Nearly every day, on his way to work, Rick had gone through the drive-thru of a Scooter’s Coffee shop – a local chain with excellent roasts.  He only allowed himself one medium-sized cup because the caffeine heightened a few of his already borderline-annoying personality traits.  That one cup, however, had been Rick’s morning ritual for nearly fifteen years since the first Scooter’s had opened in Bellevue, a suburb of Omaha.

Now, as he sipped his room-temperature instant roast, Rick missed his Scooter’s more than ever.  He chuckled as he thought back to the first few days after the crash.  His addiction to caffeine, as small as it was, left him with a throbbing headache for the first few days.  As he looked at the muddy water in his coffee cup, Rick realized that he was on a slippery slope.  Addictions or dependencies of any type, no matter how minor in the old days, became real issues once you couldn’t just drive through the local Scooter’s and buy a cup of coffee … or trot down to the nearby convenience store to pick up a pack of cigarettes or a bottle of booze.  Prescription medications?  Difficult to find at best.  Diabetic test strips?  Good luck.

As Rick turned these thoughts over in his mind, the seedling of an idea began to sprout.  Surely, some of these items still existed.  Certainly, there were people who still needed or wanted them.  The first piece of the puzzle, Rick realized, was how to acquire the items without getting killed in the process.  The second and third pieces of the problem left Rick bewildered for the time being.  How could one find buyers for these necessities?  And, just as importantly, what would the potential buyers have to trade?

As Rick finished his lackluster coffee, he nurtured his emerging idea.  There were challenges, sure.  But there had always been challenges in business.  Today’s challenges were just a little different from the challenges of a few months ago … or a few years ago.  Present-day challenges were, perhaps, more significant than those of a few months ago, but they were still nothing more than challenges.

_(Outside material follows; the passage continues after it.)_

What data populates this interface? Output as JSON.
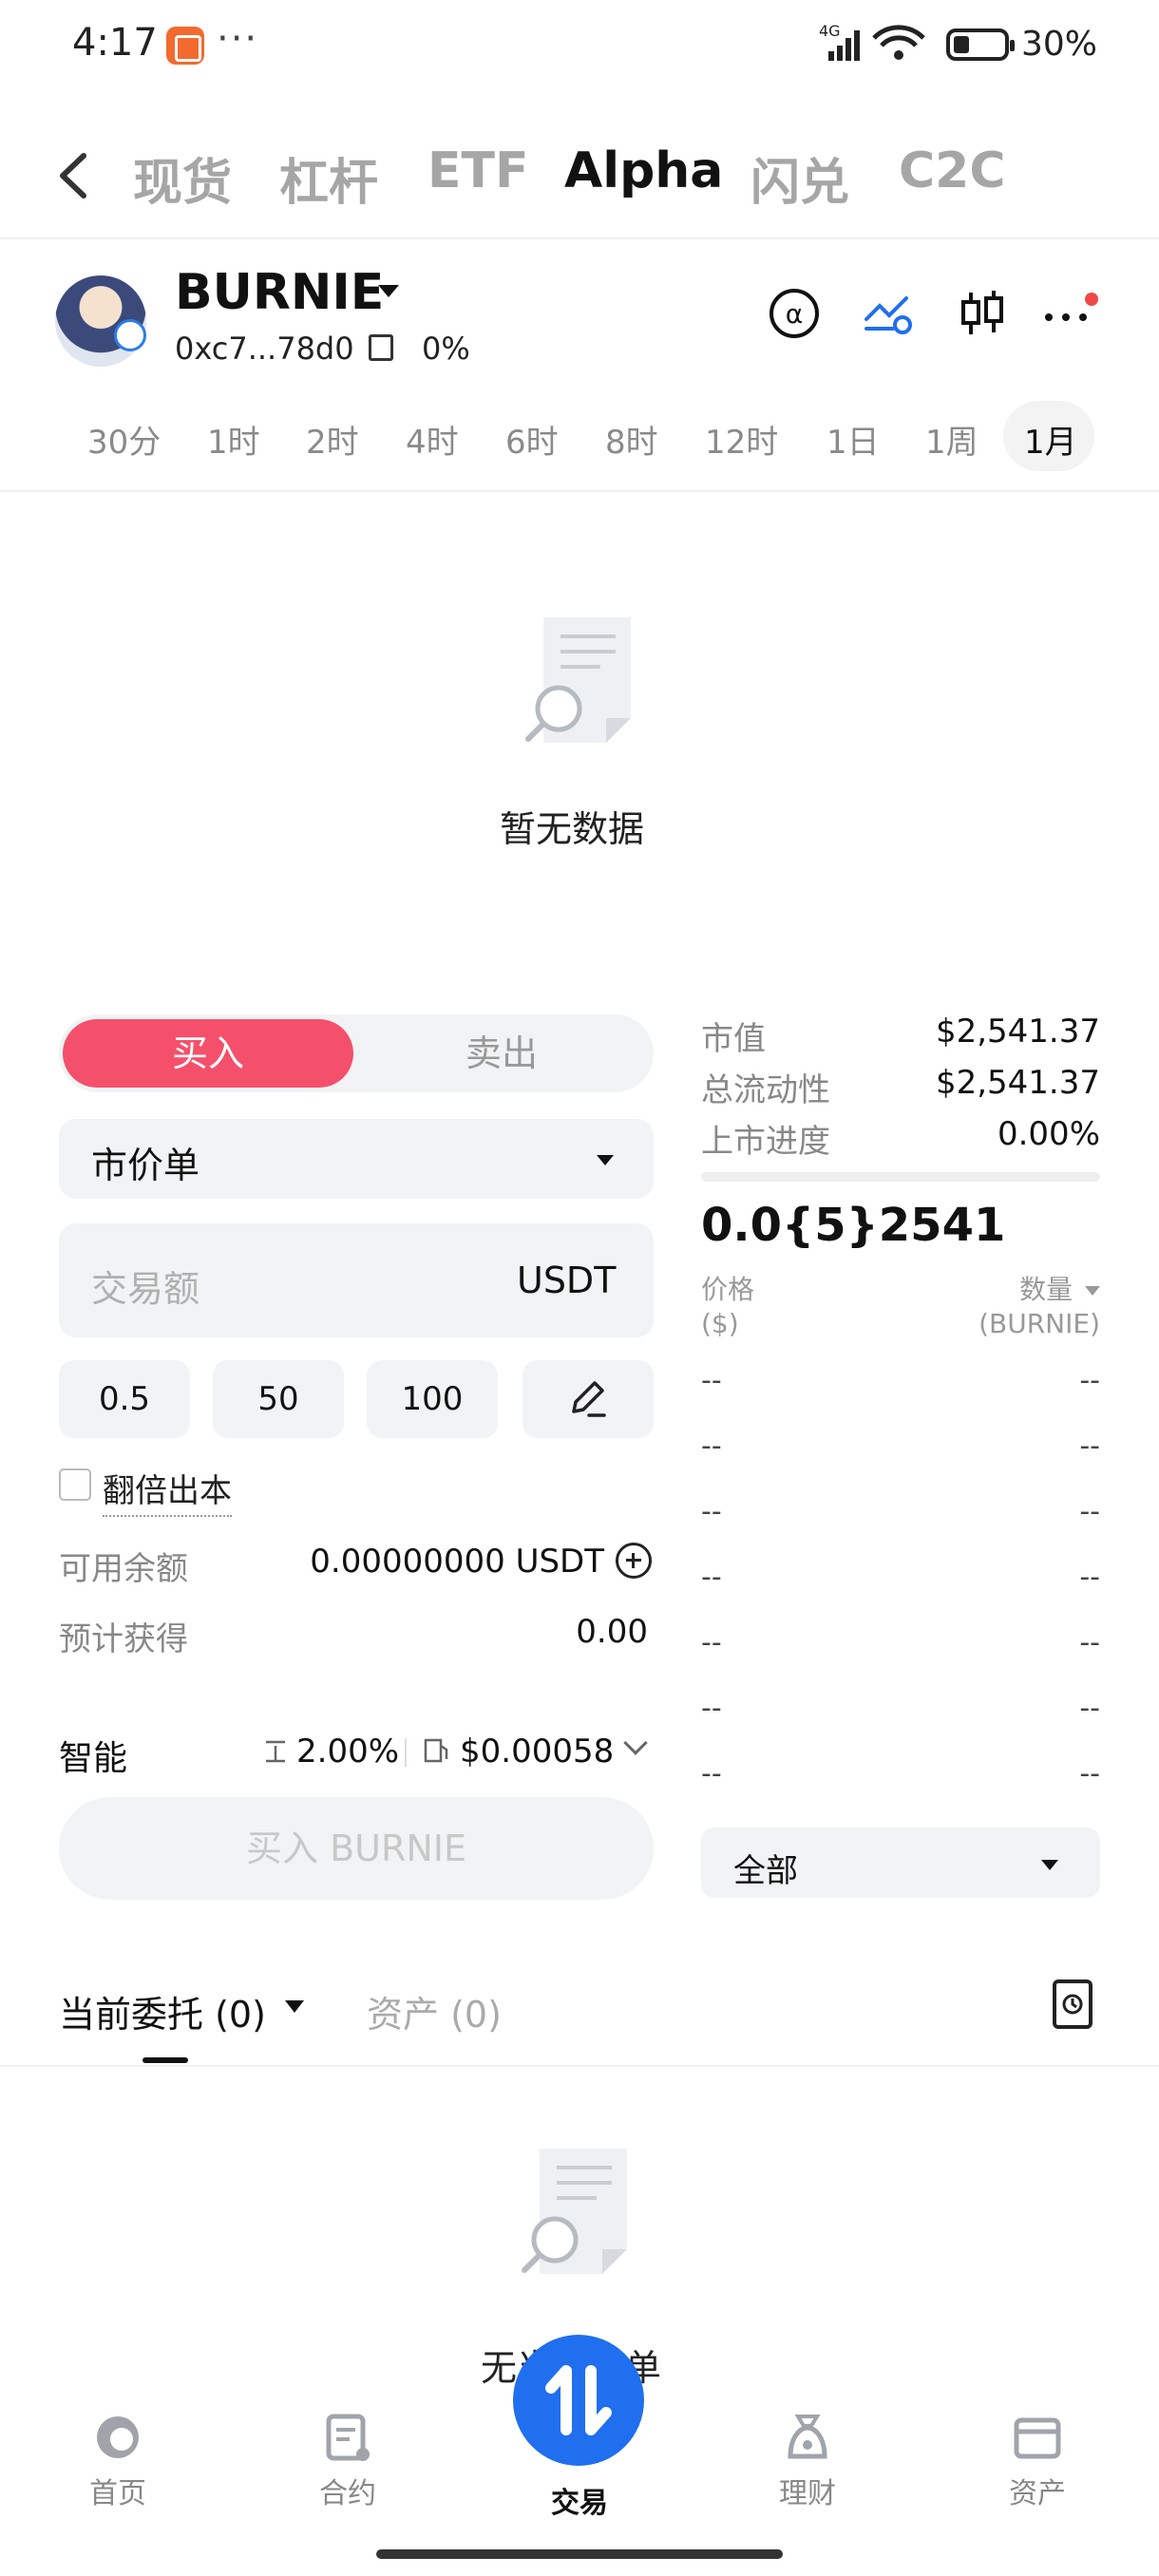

Business in the new economy operated on the same basic principles as business in the old economy, Rick reasoned.  A product, no matter how great the demand, still needed a distribution network.  A buyer, no matter how little disposable “income” they had, still would find a way to pay to meet either a real or perceived need.

Of course, the perceived needs of the populace, and their willingness to utilize credit to meet those needs, had been very near to the root of the issue that had caused the crash.  The irony was not lost on Rick.  He chuckled to himself as he blew on his already-cool coffee out of habit.

Rick set down his coffee and began to work out his plan.